Nikhil Rathi, chief executive of the Financial Conduct Authority, told the Financial Times that it was “not unusual” for UK-listed companies to carry legal risks around the world and “what’s important is that they disclose it, the investors understand it and they can price that risk”.

Shein filed confidential documents with the FCA this year to do an initial public offering in the UK with a planned market valuation of £50bn. The regulator has come under pressure to block the listing over allegations that Shein uses forced labour as part of its cotton supply from China’s north-western Xinjiang region.

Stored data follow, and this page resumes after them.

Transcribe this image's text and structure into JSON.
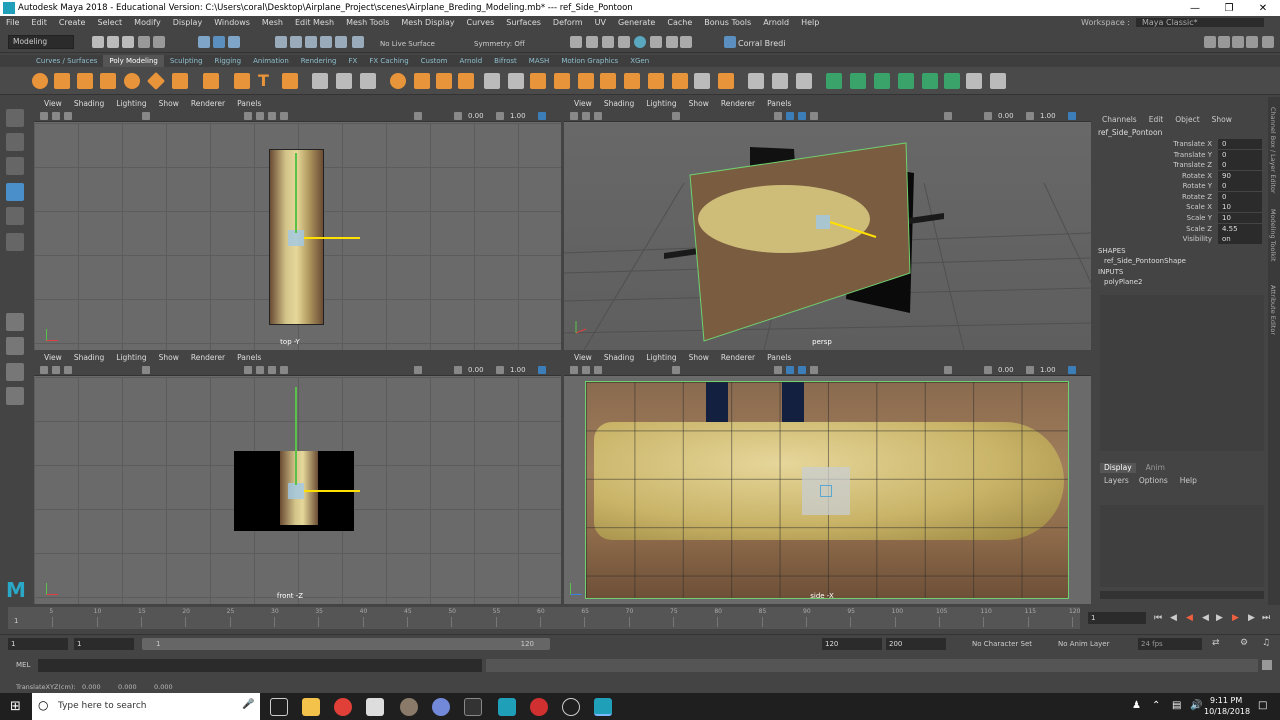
{
  "title_bar": {
    "title": "Autodesk Maya 2018 - Educational Version: C:\\Users\\coral\\Desktop\\Airplane_Project\\scenes\\Airplane_Breding_Modeling.mb*   ---   ref_Side_Pontoon"
  },
  "menus": [
    "File",
    "Edit",
    "Create",
    "Select",
    "Modify",
    "Display",
    "Windows",
    "Mesh",
    "Edit Mesh",
    "Mesh Tools",
    "Mesh Display",
    "Curves",
    "Surfaces",
    "Deform",
    "UV",
    "Generate",
    "Cache",
    "Bonus Tools",
    "Arnold",
    "Help"
  ],
  "workspace": {
    "label": "Workspace :",
    "value": "Maya Classic*"
  },
  "status_line": {
    "mode": "Modeling",
    "live_surface": "No Live Surface",
    "symmetry": "Symmetry: Off",
    "user": "Corral Bredi"
  },
  "shelf_tabs": [
    "Curves / Surfaces",
    "Poly Modeling",
    "Sculpting",
    "Rigging",
    "Animation",
    "Rendering",
    "FX",
    "FX Caching",
    "Custom",
    "Arnold",
    "Bifrost",
    "MASH",
    "Motion Graphics",
    "XGen"
  ],
  "active_shelf": "Poly Modeling",
  "viewport_menu": [
    "View",
    "Shading",
    "Lighting",
    "Show",
    "Renderer",
    "Panels"
  ],
  "viewport_values": {
    "exposure": "0.00",
    "gamma": "1.00"
  },
  "viewports": [
    {
      "camera": "top -Y"
    },
    {
      "camera": "persp"
    },
    {
      "camera": "front -Z"
    },
    {
      "camera": "side -X"
    }
  ],
  "channel_box": {
    "menu": [
      "Channels",
      "Edit",
      "Object",
      "Show"
    ],
    "object": "ref_Side_Pontoon",
    "attributes": [
      {
        "name": "Translate X",
        "value": "0"
      },
      {
        "name": "Translate Y",
        "value": "0"
      },
      {
        "name": "Translate Z",
        "value": "0"
      },
      {
        "name": "Rotate X",
        "value": "90"
      },
      {
        "name": "Rotate Y",
        "value": "0"
      },
      {
        "name": "Rotate Z",
        "value": "0"
      },
      {
        "name": "Scale X",
        "value": "10"
      },
      {
        "name": "Scale Y",
        "value": "10"
      },
      {
        "name": "Scale Z",
        "value": "4.55"
      },
      {
        "name": "Visibility",
        "value": "on"
      }
    ],
    "shapes_header": "SHAPES",
    "shape": "ref_Side_PontoonShape",
    "inputs_header": "INPUTS",
    "input": "polyPlane2"
  },
  "layer_editor": {
    "tabs": [
      "Display",
      "Anim"
    ],
    "menu": [
      "Layers",
      "Options",
      "Help"
    ]
  },
  "side_strip_labels": [
    "Channel Box / Layer Editor",
    "Modeling Toolkit",
    "Attribute Editor"
  ],
  "time_slider": {
    "ticks": [
      "5",
      "10",
      "15",
      "20",
      "25",
      "30",
      "35",
      "40",
      "45",
      "50",
      "55",
      "60",
      "65",
      "70",
      "75",
      "80",
      "85",
      "90",
      "95",
      "100",
      "105",
      "110",
      "115",
      "120"
    ],
    "start_label": "1",
    "current_frame": "1"
  },
  "range_slider": {
    "start": "1",
    "anim_start": "1",
    "range_start": "1",
    "range_end": "120",
    "anim_end": "120",
    "end": "200",
    "character_set": "No Character Set",
    "anim_layer": "No Anim Layer",
    "fps": "24 fps"
  },
  "command_line": {
    "label": "MEL"
  },
  "help_line": {
    "label": "TranslateXYZ(cm):",
    "x": "0.000",
    "y": "0.000",
    "z": "0.000"
  },
  "taskbar": {
    "search_placeholder": "Type here to search",
    "time": "9:11 PM",
    "date": "10/18/2018"
  }
}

“What parliament has not asked us to do is to be a broad regulator around every aspect of corporate behaviour and every company listed in the UK, everywhere around the world,” said Rathi. He declined to comment on Shein specifically.

One example of this is mining companies that list in London and “find themselves facing legal difficulties in many different parts of the world”, he said.

Asked whether a contested human rights record or suspicions of using slave labour would stop the FCA approving a company’s UK listing application, he said the regulator’s focus was on “disclosures around the legal risks that a company may be subject to”.

Rathi also hit back at a report from MPs and peers last week that said the agency was “incompetent at best, dishonest at worst”.

The report from an all-party parliamentary group listed several cases in which consumers and whistleblowers felt it let them down. 

Rathi said the report was from one group within parliament and that “you are never going to get complete consensus in parliament”. He added: “Parliament voted as a whole to give us more objectives on growth and competitiveness, not less, and that’s the law — so we are embracing that.”

Chancellor Rachel Reeves told last month’s annual Mansion House dinner that rules drawn up after the 2008 financial crisis had “gone too far” and were stifling risk-taking, sending a “remit” letter to the FCA that called on it to do more to support growth.

Rathi, who joined the FCA four years ago after running the London Stock Exchange for five years, said the agency planned several reforms to ease the burden of regulation and encourage greater risk appetite in the UK. These include changing the rules for providing advice on pensions, reducing the need to issue a prospectus for secondary share sales and adjusting how customer complaints about financial services are handled.

Earlier this year it overhauled the rules for London-listed companies to increase their flexibility in areas such as dual-class share structures to try to attract more IPOs in the UK.

“We are making and we have made significant shifts,” Rathi said. “It is opening up a discussion about how we support growth and competitiveness, but also what risk appetite we need in the economy and society at large for us all to be comfortable in making the shifts.”

Giving the example of the government’s plans to give the FCA power to regulate the market for cryptocurrencies such as Bitcoin, Rathi said “crypto is here to stay” but it was important “that we’re all comfortable with the risks that might flow and that compensation will not and should not be available if things don’t work out”.

He said the UK needed to have a debate about its “increasing culture of mass complaints” driven by no-win, no-fee law firms and claims management companies that sprung up to encourage customers to submit claims in return for a cut of any redress.

Analysts have forecast a recent controversy over alleged mis-selling of car finance due hidden commissions paid to dealerships could cost banks as much as £30bn in redress. The FCA and Financial Ombudsman Service last month outlined plans to shake up the way complaints were handled to avoid more “costly mass redress events”.

“What is particularly distinctive about the UK relative to some of our counterparts around the world is how quickly the debate moves to compensation when something goes wrong,” Rathi said. “We need to have that discussion.”

The 45-year-old recently was longlisted for the vacant role of cabinet secretary, the most senior civil servant, but did not make the shortlist. His five-year term at the FCA expires at the end of September. Asked if he planned to seek a second term, he said: “I’m enjoying the work that I do here, but beyond that I’m not commenting on any speculation.”